Furthermore, participants used the opportunity to think about how they could help bring about change for women in the country. “As female business leaders, we should look at how our CSI funds can contribute to the plight of women and children, ” said Mandisa Ntloko, GM of Enterprise Marketing and MTN. The issues, idea, and findings raised during the chats will now be officially documented and presented to the Minister of Women, Susan Shabangu, in an effort to change policy at an institutional level.

As the discussions closed, participants took part in various activities that would benefit the homeless and vulnerable communities. Hundreds of items of women’s and children’s clothing and books, made sleeping bags, food packs, and sandwiches for the homeless, and knitted baby hats were donated.
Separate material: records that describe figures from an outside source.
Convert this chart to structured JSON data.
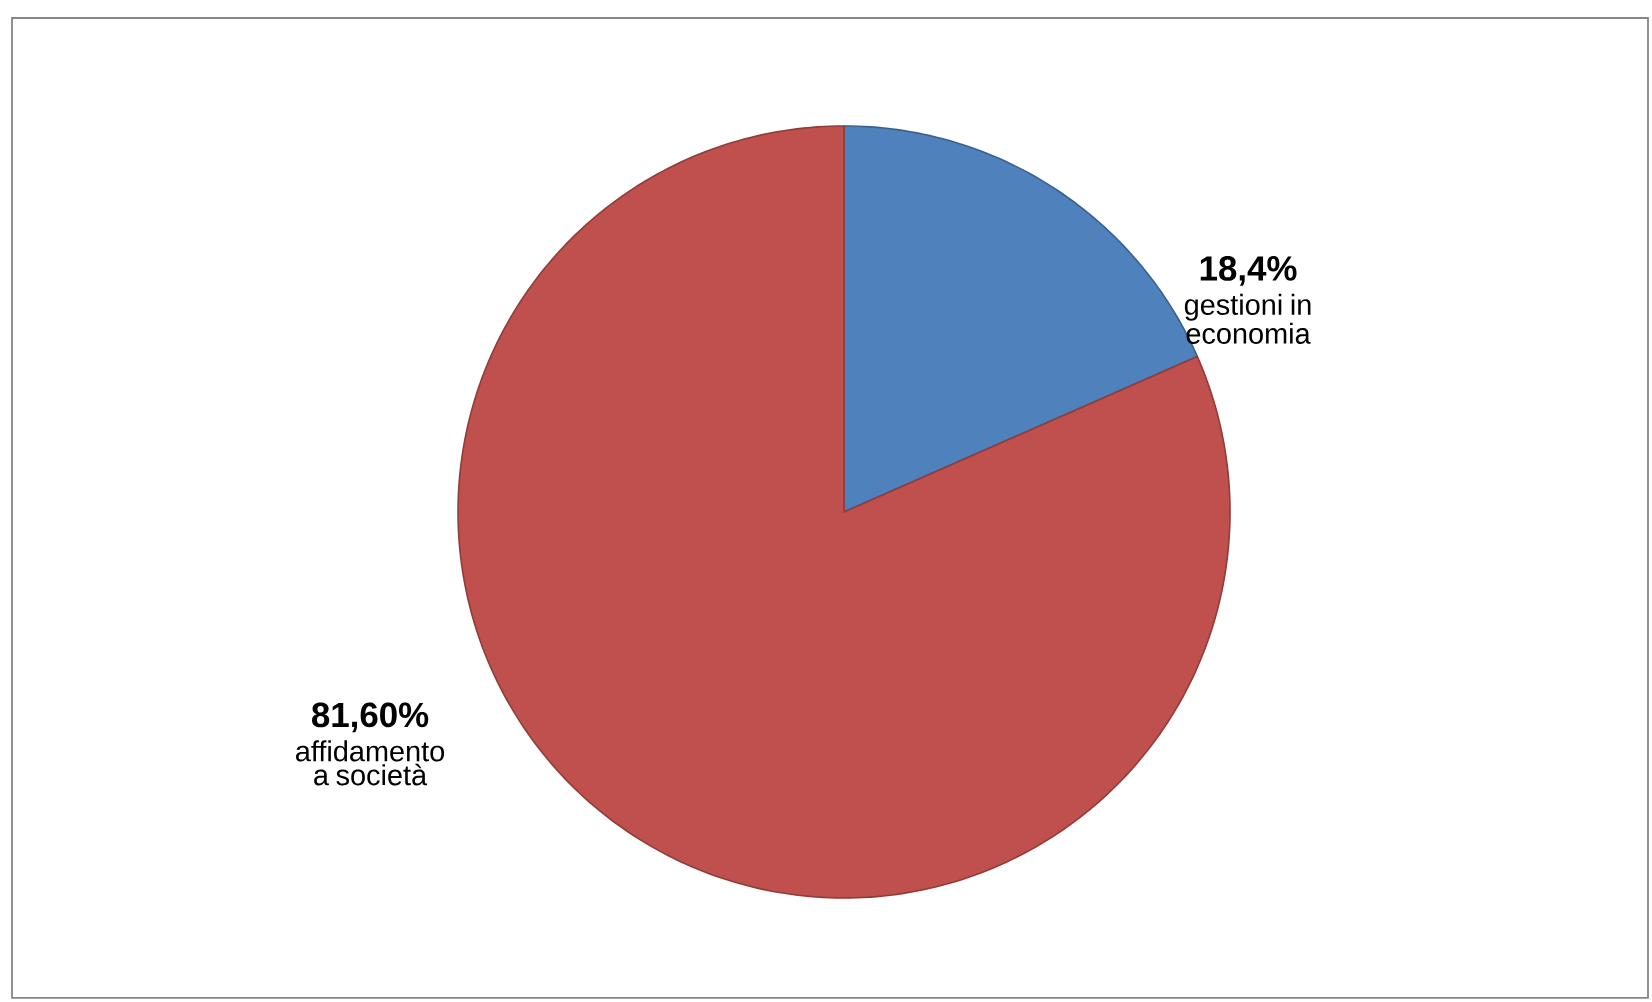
{
  "chart_data": {
    "type": "pie",
    "categories": [
      "gestioni in economia",
      "affidamento a società"
    ],
    "values": [
      18.4,
      81.6
    ],
    "value_labels": [
      "18,4%",
      "81,60%"
    ],
    "colors": [
      "#4f81bd",
      "#c0504d"
    ]
  }
}
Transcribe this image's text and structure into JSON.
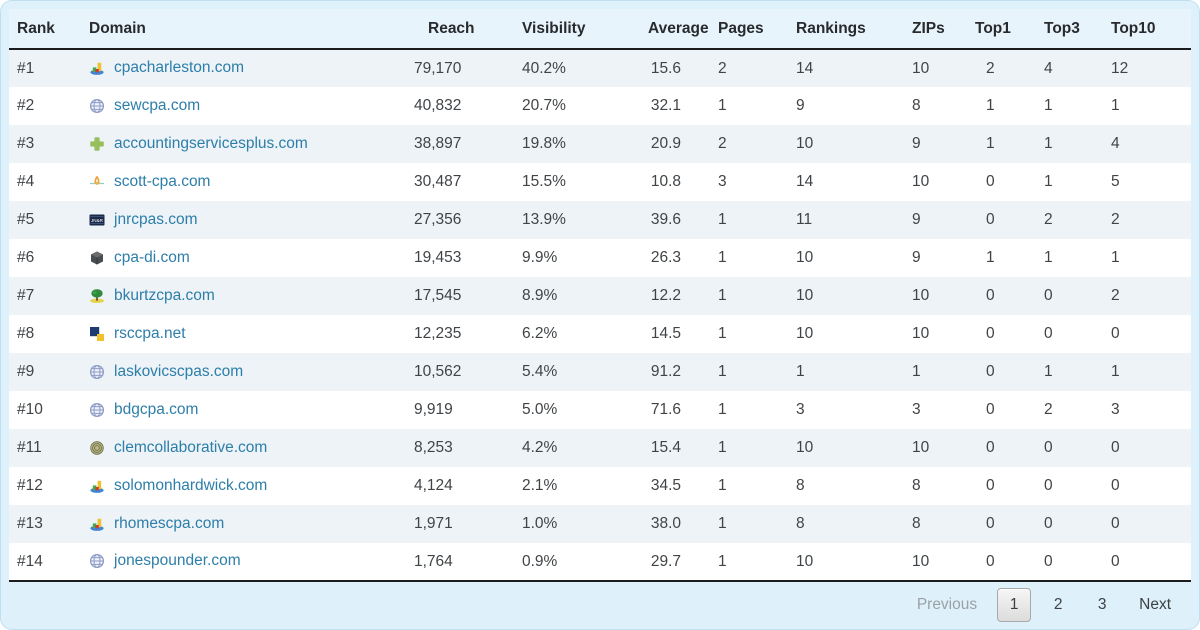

These items will be awarded to beneficiaries who care for abandoned babies in Gauteng; Door of Hope, Impilo, Angel’s Baby Sanctuary and the Refilwe Community Project, and distributed to the local homeless community throughout Women’s Day, along with all other items used at the event, by Gift of the Givers.

“Sometimes, we think we shouldn’t do anything to help, because we might be criticized for doing too little but let us not forget that the ocean is not one big wave; it is made up of tiny drops that all come together to create something huge. I am proud of you. You could have just thrown your money at this problem – and that is good too – but it is not the same as giving your soul to something, as you have done tonight.” advised Advocate Madonsela

Furthermore, Minister Shabangu, who highlighted challenges for women that need attention, and called on the female business leaders to be role models for the younger generations. “If we want to change the world we must love ourselves,” Minister Shabangu said, “but we must also help each other rise. Women must support each other in their endeavors because we are able to get things done.”